Legislation to Clarify UIGEA Fails to Pass Committee; Al D’Amato and PPA Speak to the Issue

by Lou on June 26, 2008

Lawmakers failed Wednesday to agree on a clear definition of illegal Internet gambling and the Federal Reserve and the Treasury Department have been unable to finalize rules that would implement the Unlawful Internet Gaming Enforcement Act (UIGEA) because Congress didn’t clearly define online gambling when it passed legislation less than two years ago.

Rep. King’s Amendment Would Have Clarified Matters
The House Financial Services Committee voted Wednesday on legislation by Rep. Peter King, (R-NY) that would have required federal regulators to write a uniform definition of the types of gambling that would and would not be allowed on the Internet, followed by new rules implementing the ban. Under committee rules, the 32-32 tie vote meant the legislation failed.

Bankers Can’t Police Transaction Without Celar Guidelines
Banks and other financial institutions complained that they are being forced into a law enforcement role because UIGEA prohibits them from accepting payments to settle online wagers without giving them a clear set of rules.
“The financial institutions are in the position of being told not process bets, but it’s not clear what is legal and what is illegal,” said Rep. Barney Frank, (D-MA), the committee’s chairman. He said financial institutions had been given “a job that is undoable.”

PPA Chairman and Former Senator Al D’Amato Had Some Strong Words
Former Senator Alfonse D’Amato (pictured left), chairman of the Poker Players Alliance (PPA), the leading poker grassroots advocacy group with over one million members nationwide, issued this statement in response to the House Financial Services Committee’s failure to pass H.R. 5767, the “Payment Systems Protection Act.”

“The PPA is surprised that the Financial Services Committee today failed to clarify what constitutes ‘unlawful Internet gambling’ under the Unlawful Internet Gambling Enforcement Act (UIGEA). The King Amendment would have required a separate formal rulemaking with an administrative law judge to determine the definition of unlawful Internet gambling.

Without Clear Definition, UIGEA is “…difficult if not impossible to enforce.”
“The Federal Reserve, Department of Treasury, and the banking industry have all testified before Congress that the lack of a definition of ‘unlawful Internet gambling’ makes it extremely difficult if not impossible to enforce this law and would result in a broader review and denial of financial transactions because they could possibly be deemed unlawful under UIGEA.

“It is disappointing to realize that opponents of this legislation still do not truly understand the intent of the bill. It was clear today that those who oppose this bill chose to focus on emotional and non-germane issues, such as the harmful impact of gambling on children, instead of on the merits of the bill itself.
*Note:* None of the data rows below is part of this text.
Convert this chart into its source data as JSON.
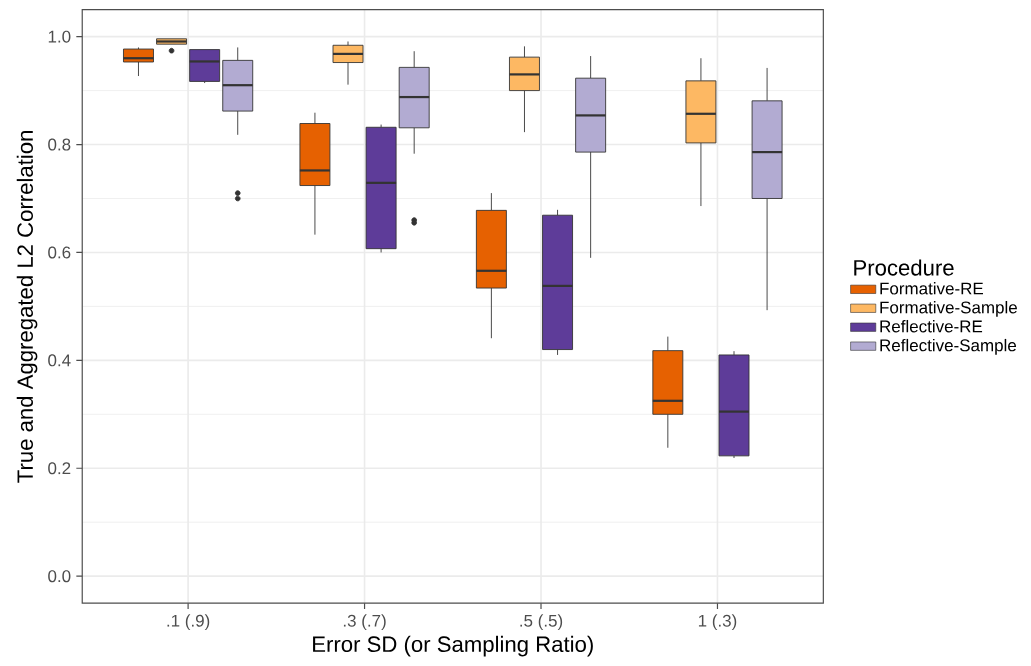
{
  "chart_data": {
    "type": "box",
    "xlabel": "Error SD (or Sampling Ratio)",
    "ylabel": "True and Aggregated L2 Correlation",
    "legend_title": "Procedure",
    "categories": [
      ".1 (.9)",
      ".3 (.7)",
      ".5 (.5)",
      "1 (.3)"
    ],
    "ylim": [
      -0.05,
      1.05
    ],
    "yticks": [
      {
        "value": 0,
        "label": "0.0"
      },
      {
        "value": 0.2,
        "label": "0.2"
      },
      {
        "value": 0.4,
        "label": "0.4"
      },
      {
        "value": 0.6,
        "label": "0.6"
      },
      {
        "value": 0.8,
        "label": "0.8"
      },
      {
        "value": 1,
        "label": "1.0"
      }
    ],
    "grid": true,
    "legend": "right",
    "series": [
      {
        "name": "Formative-RE",
        "color": "#e66101",
        "boxes": [
          {
            "low": 0.927,
            "q1": 0.953,
            "median": 0.96,
            "q3": 0.977,
            "high": 0.98
          },
          {
            "low": 0.633,
            "q1": 0.724,
            "median": 0.752,
            "q3": 0.839,
            "high": 0.859
          },
          {
            "low": 0.441,
            "q1": 0.534,
            "median": 0.566,
            "q3": 0.678,
            "high": 0.71
          },
          {
            "low": 0.238,
            "q1": 0.3,
            "median": 0.325,
            "q3": 0.418,
            "high": 0.444
          }
        ]
      },
      {
        "name": "Formative-Sample",
        "color": "#fdb863",
        "boxes": [
          {
            "low": 0.986,
            "q1": 0.986,
            "median": 0.991,
            "q3": 0.996,
            "high": 0.996,
            "outliers": [
              0.974
            ]
          },
          {
            "low": 0.911,
            "q1": 0.952,
            "median": 0.968,
            "q3": 0.984,
            "high": 0.991
          },
          {
            "low": 0.823,
            "q1": 0.9,
            "median": 0.93,
            "q3": 0.962,
            "high": 0.982
          },
          {
            "low": 0.686,
            "q1": 0.803,
            "median": 0.857,
            "q3": 0.918,
            "high": 0.96
          }
        ]
      },
      {
        "name": "Reflective-RE",
        "color": "#5e3c99",
        "boxes": [
          {
            "low": 0.914,
            "q1": 0.917,
            "median": 0.954,
            "q3": 0.976,
            "high": 0.976
          },
          {
            "low": 0.6,
            "q1": 0.607,
            "median": 0.729,
            "q3": 0.832,
            "high": 0.837
          },
          {
            "low": 0.41,
            "q1": 0.42,
            "median": 0.538,
            "q3": 0.669,
            "high": 0.679
          },
          {
            "low": 0.219,
            "q1": 0.223,
            "median": 0.305,
            "q3": 0.41,
            "high": 0.417
          }
        ]
      },
      {
        "name": "Reflective-Sample",
        "color": "#b2abd2",
        "boxes": [
          {
            "low": 0.818,
            "q1": 0.862,
            "median": 0.91,
            "q3": 0.956,
            "high": 0.98,
            "outliers": [
              0.71,
              0.7
            ]
          },
          {
            "low": 0.783,
            "q1": 0.831,
            "median": 0.888,
            "q3": 0.943,
            "high": 0.973,
            "outliers": [
              0.66,
              0.655
            ]
          },
          {
            "low": 0.59,
            "q1": 0.786,
            "median": 0.854,
            "q3": 0.923,
            "high": 0.964
          },
          {
            "low": 0.493,
            "q1": 0.7,
            "median": 0.786,
            "q3": 0.881,
            "high": 0.942
          }
        ]
      }
    ]
  }
}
UIGEA is Unworkable and Unenforceable as it Now Stands
“As it stands, UIGEA is a completely unworkable and unenforceable bill that would do little to address the main concerns of its sponsors – namely, protecting underage and compulsive gamblers as well as cracking down on money laundering. To truly address these issues, the PPA firmly believes that Congress should implement thoughtful and effective regulation of the online gambling industry as opposed to outright prohibitions, which history has shown do not work.
“Unfortunately, debate over the morality of gambling trumped debate on the fact that UIGEA is completely ineffective and unenforceable.”

{ 1 comment }

gtycoon June 29, 2008 at 12:00 am

The UIGEA is completely useless and a waste of time and money. The enforcement issues are pretty ridiculous considering it’s not really clear.